После Перетца наша 47-я армия повернула на Берлинское направление. После того, как Первый Белорусский фронт нацелился на Берлин, его командующим был назначен Маршал Г. К. Жуков. Нашей 47-й армией еще в период подготовки наступления на Варшаву стал командовать генерал-майор Ф. И. Перхорович. Мы подходили к Одеру. Противник отчаянно сопротивлялся, шли тяжелые кровопролитные бои, командиры, не говоря уже о бойцах менялись калейдоскопически.
Где-то в начале апреля 1945 г. меня вызвали в штаб полка, затем в штаб дивизии. Сказали:
–Пойдешь учиться, – и направили на курсы младших лейтенантов при 47-й Армии.
Ну, здесь в сравнении с передовой – словно на курорте. Только издали слышим гул пушечных выстрелов, живем не в окопах – в комнате. Учимся. Но идем, движемся вместе с Армией, всегда в боевой готовности.
В апреле начались бои за Берлин. Наша 47-я Армия наступала севернее Берлина. Мы, курсанты, непосредственного участия в боях на передовой не принимали. Но часто по тревоге, и чаще всего ночью, выходили на облавы – очищали территорию от остатков разбитых немецких частей.
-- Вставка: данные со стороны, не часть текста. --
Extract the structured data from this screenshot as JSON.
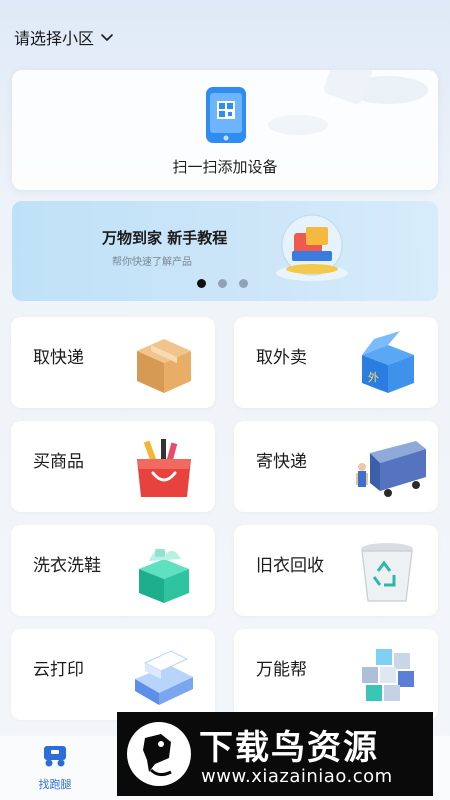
{
  "header": {
    "community_selector": "请选择小区"
  },
  "scan_card": {
    "label": "扫一扫添加设备"
  },
  "banner": {
    "title": "万物到家 新手教程",
    "subtitle": "帮你快速了解产品",
    "active_page": 1,
    "page_count": 3
  },
  "services": [
    {
      "label": "取快递",
      "icon": "parcel-box-icon"
    },
    {
      "label": "取外卖",
      "icon": "takeout-box-icon"
    },
    {
      "label": "买商品",
      "icon": "shopping-bag-icon"
    },
    {
      "label": "寄快递",
      "icon": "delivery-truck-icon"
    },
    {
      "label": "洗衣洗鞋",
      "icon": "laundry-box-icon"
    },
    {
      "label": "旧衣回收",
      "icon": "recycle-bin-icon"
    },
    {
      "label": "云打印",
      "icon": "printer-icon"
    },
    {
      "label": "万能帮",
      "icon": "cubes-icon"
    }
  ],
  "bottom_nav": {
    "items": [
      {
        "label": "找跑腿",
        "icon": "errand-icon",
        "active": true
      }
    ]
  },
  "watermark": {
    "title": "下载鸟资源",
    "url": "www.xiazainiao.com"
  },
  "colors": {
    "accent": "#2b6fd6",
    "banner_bg": "#c7e3f8",
    "page_bg": "#f4f6f9"
  }
}
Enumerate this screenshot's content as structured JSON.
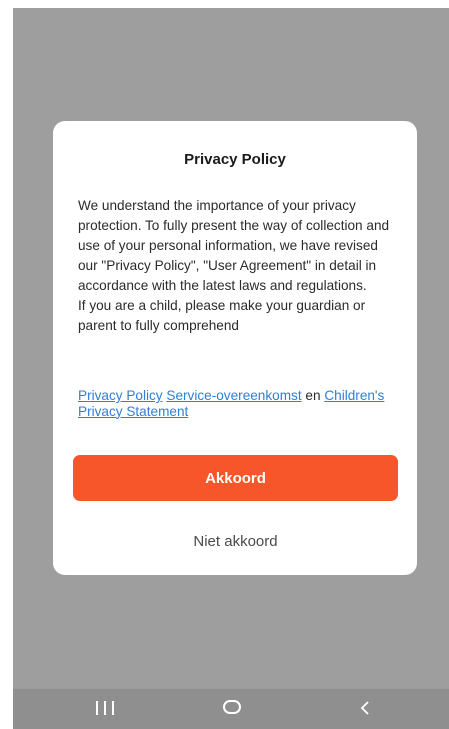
{
  "dialog": {
    "title": "Privacy Policy",
    "body_paragraphs": [
      "We understand the importance of your privacy protection. To fully present the way of collection and use of your personal information, we have revised our \"Privacy Policy\", \"User Agreement\" in detail in accordance with the latest laws and regulations.",
      "If you are a child, please make your guardian or parent to fully comprehend"
    ],
    "links": {
      "privacy_policy": "Privacy Policy",
      "service_agreement": "Service-overeenkomst",
      "conjunction": "en",
      "childrens_privacy": "Children's Privacy Statement"
    },
    "agree_label": "Akkoord",
    "decline_label": "Niet akkoord",
    "colors": {
      "agree_button": "#f7562a",
      "link": "#2f7fd3",
      "overlay": "#9e9e9e"
    }
  },
  "navbar": {
    "icons": [
      "recent-apps-icon",
      "home-icon",
      "back-icon"
    ]
  }
}
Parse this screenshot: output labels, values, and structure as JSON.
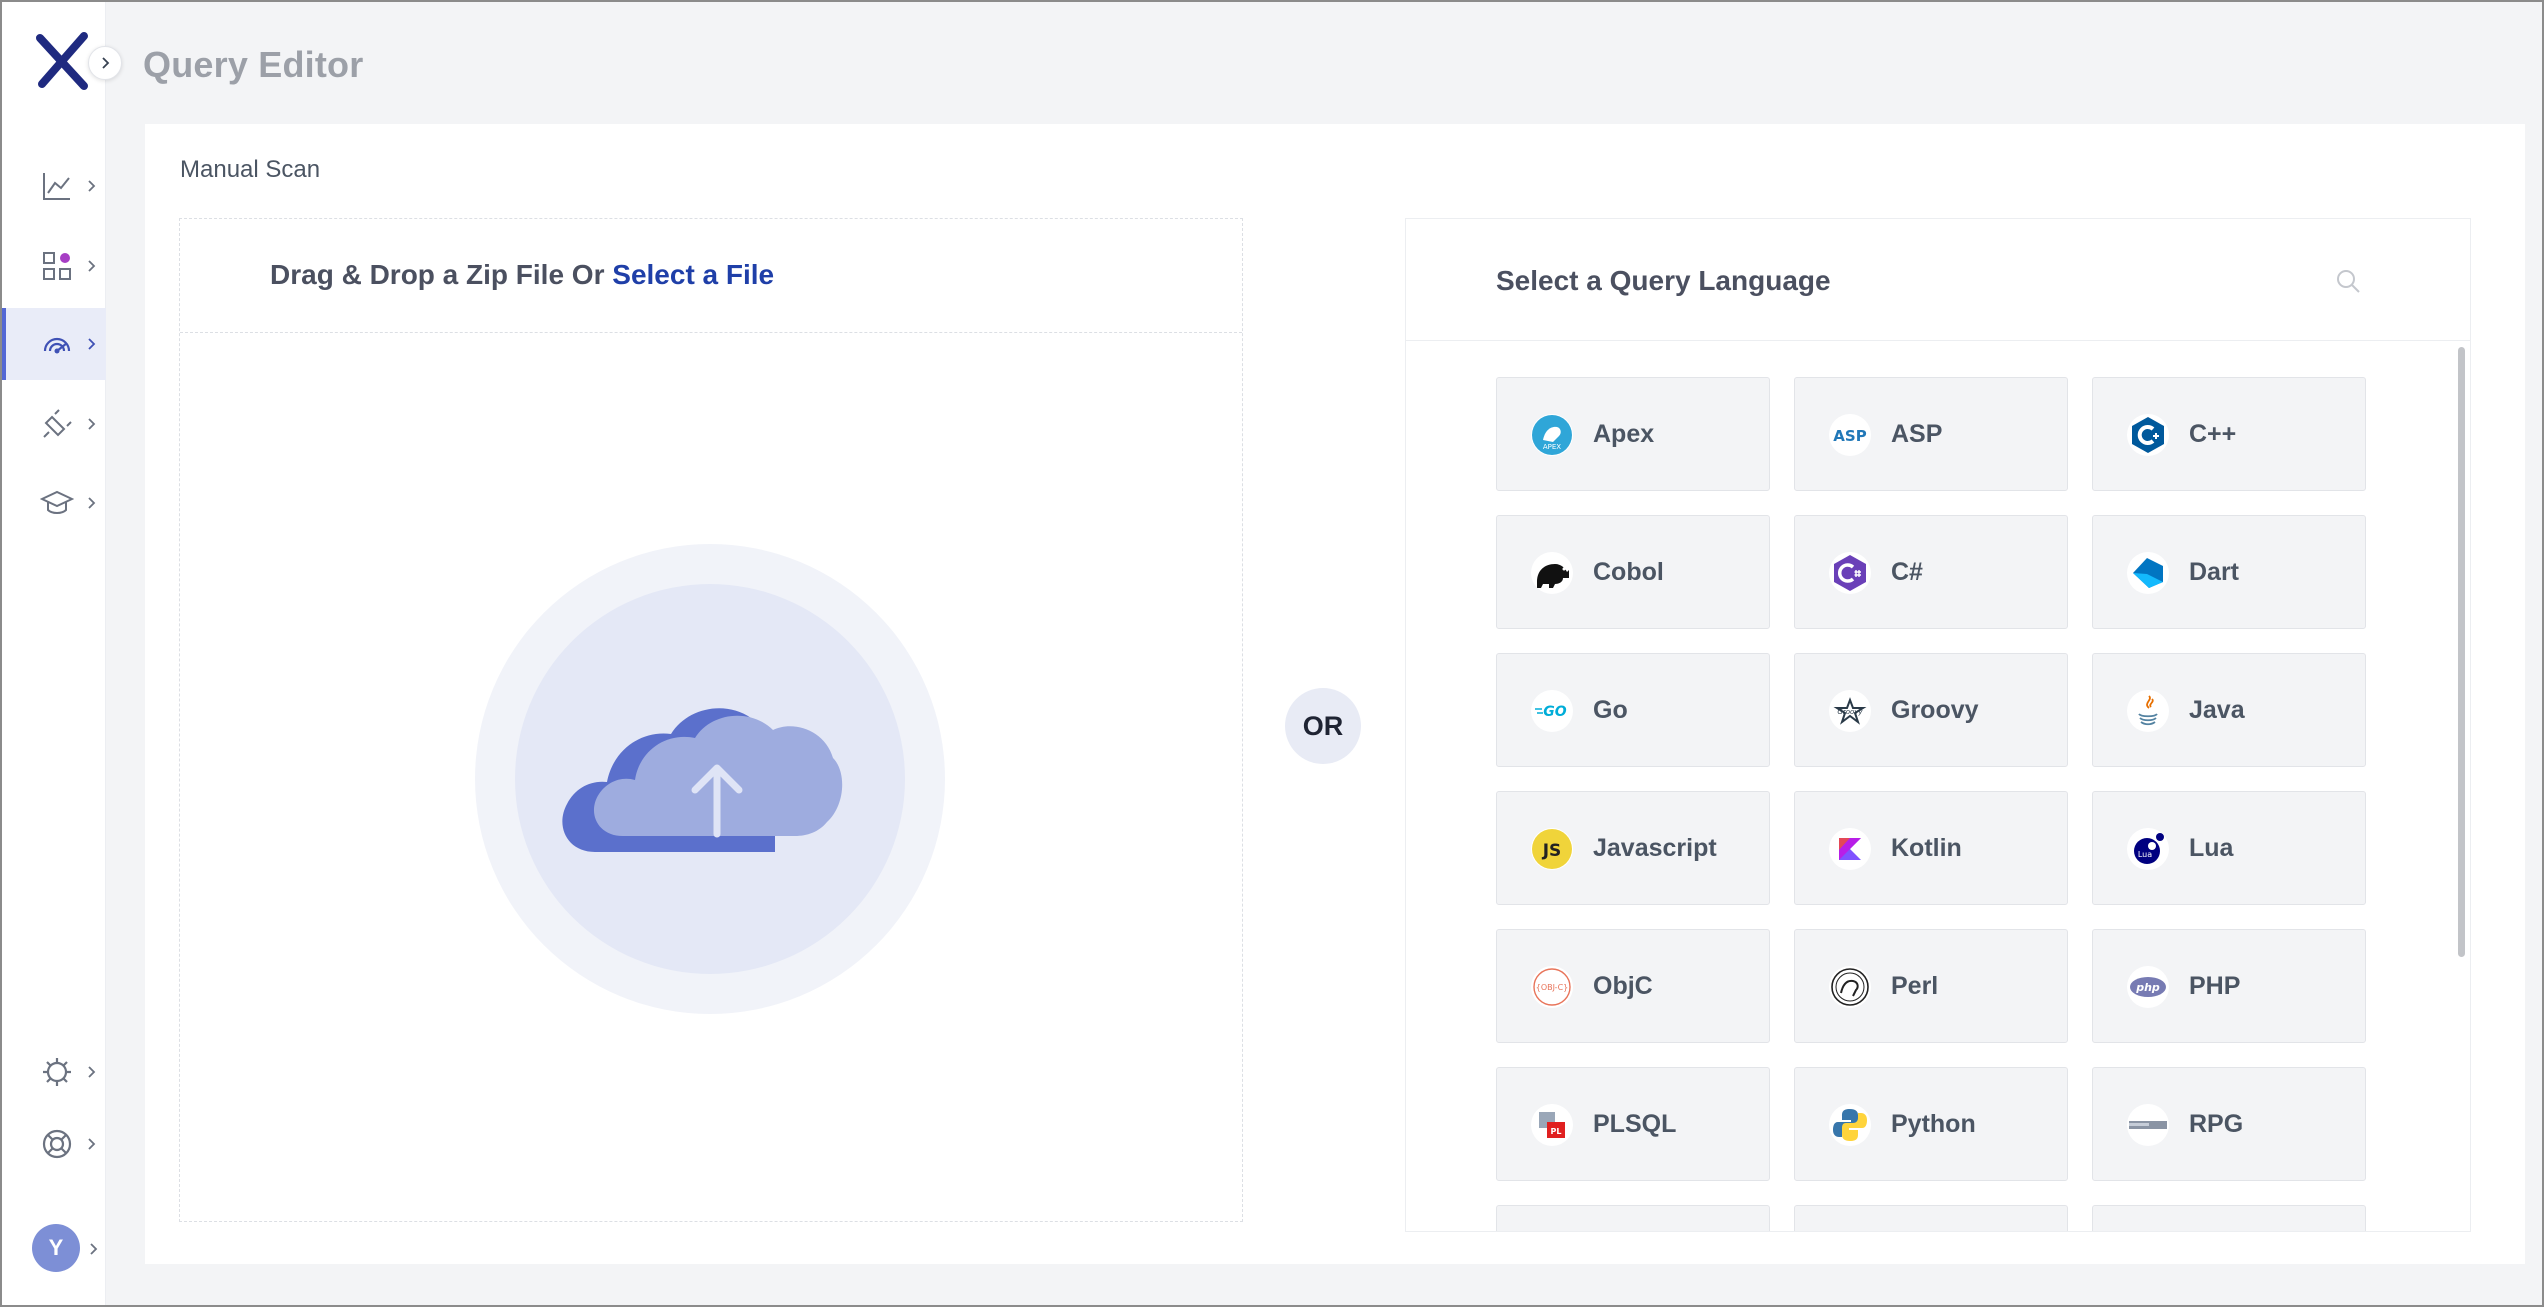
{
  "header": {
    "title": "Query Editor"
  },
  "sidebar": {
    "items": [
      {
        "name": "analytics",
        "icon": "chart-line-icon"
      },
      {
        "name": "apps",
        "icon": "apps-grid-icon",
        "badge_color": "#a63ec4"
      },
      {
        "name": "scan",
        "icon": "scan-radar-icon",
        "active": true
      },
      {
        "name": "plugins",
        "icon": "plug-icon"
      },
      {
        "name": "training",
        "icon": "graduation-cap-icon"
      },
      {
        "name": "settings",
        "icon": "gear-icon"
      },
      {
        "name": "support",
        "icon": "lifebuoy-icon"
      }
    ],
    "avatar_initial": "Y"
  },
  "main": {
    "section_label": "Manual Scan",
    "upload": {
      "text": "Drag & Drop a Zip File Or ",
      "link_text": "Select a File"
    },
    "or_label": "OR",
    "languages": {
      "title": "Select a Query Language",
      "items": [
        {
          "label": "Apex",
          "icon": "apex-icon"
        },
        {
          "label": "ASP",
          "icon": "asp-icon"
        },
        {
          "label": "C++",
          "icon": "cpp-icon"
        },
        {
          "label": "Cobol",
          "icon": "cobol-icon"
        },
        {
          "label": "C#",
          "icon": "csharp-icon"
        },
        {
          "label": "Dart",
          "icon": "dart-icon"
        },
        {
          "label": "Go",
          "icon": "go-icon"
        },
        {
          "label": "Groovy",
          "icon": "groovy-icon"
        },
        {
          "label": "Java",
          "icon": "java-icon"
        },
        {
          "label": "Javascript",
          "icon": "javascript-icon"
        },
        {
          "label": "Kotlin",
          "icon": "kotlin-icon"
        },
        {
          "label": "Lua",
          "icon": "lua-icon"
        },
        {
          "label": "ObjC",
          "icon": "objc-icon"
        },
        {
          "label": "Perl",
          "icon": "perl-icon"
        },
        {
          "label": "PHP",
          "icon": "php-icon"
        },
        {
          "label": "PLSQL",
          "icon": "plsql-icon"
        },
        {
          "label": "Python",
          "icon": "python-icon"
        },
        {
          "label": "RPG",
          "icon": "rpg-icon"
        }
      ]
    }
  },
  "colors": {
    "brand_navy": "#1f2a80",
    "accent": "#5468d4",
    "link": "#1f3fa8",
    "cloud_dark": "#5b70cc",
    "cloud_light": "#9eacdf"
  }
}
25 апреля в районе Катцина мы встретились с частями 1-го Украинского фронта: Берлин был взят в окружение. Встреча эта запомнилась. Колонна наших войск вышла из городка по шоссейной дороге. Мы, курсанты, шли в середине колонны. Вдруг из леса, расположенного влево от шоссе километра за 1,5-2, по колонне ударили из пушек. Колонна быстро заняла оборону вдоль шоссе, фронтом к лесу, развернулась в боевую позицию артбатарея. Из леса никто не показывался. Тем временем была послана разведка. И вот где-то через час из леса выползают танки, на них солдаты машут руками. Наши!!! Но не все увидели эту встречу: во время перестрелки были разбиты две наши пушки, погибли люди.
Быстро продвигаемся на Запад. Немецкие части, оставшиеся в окружении, деморализованы, они беспорядочно отступают; ежедневно видим колонны по несколько сот человек, которые практически без конвоя, под началом своих офицеров направляются в тыл, в плен. Проходим через немецкие городки. Фасады многоэтажных домов белеют выставленными буквально из каждого окна флажками, сделанными спешно из того, что первым попало в руки. Мы, курсанты, идем мощеными улицами особенно торжественно, твердо чеканя шаг, преисполненные силы и гордости.
–О, как много … и какие молодые … а Гитлер говорил, что у русских уже нет армии, – слышим реплики жителей, в основном стариков, женщин, которые вышли на улицу и с интересом смотрят на проходящие части. Первый испуг у них уже прошел, они уже знают, что ничего плохого “русские” им не сделают. Более того, возле походных кухонь собираются люди, особенно дети. Сердобольные солдаты повара (а среди них в основном пожилые) наливают им по возможности солдатский харч.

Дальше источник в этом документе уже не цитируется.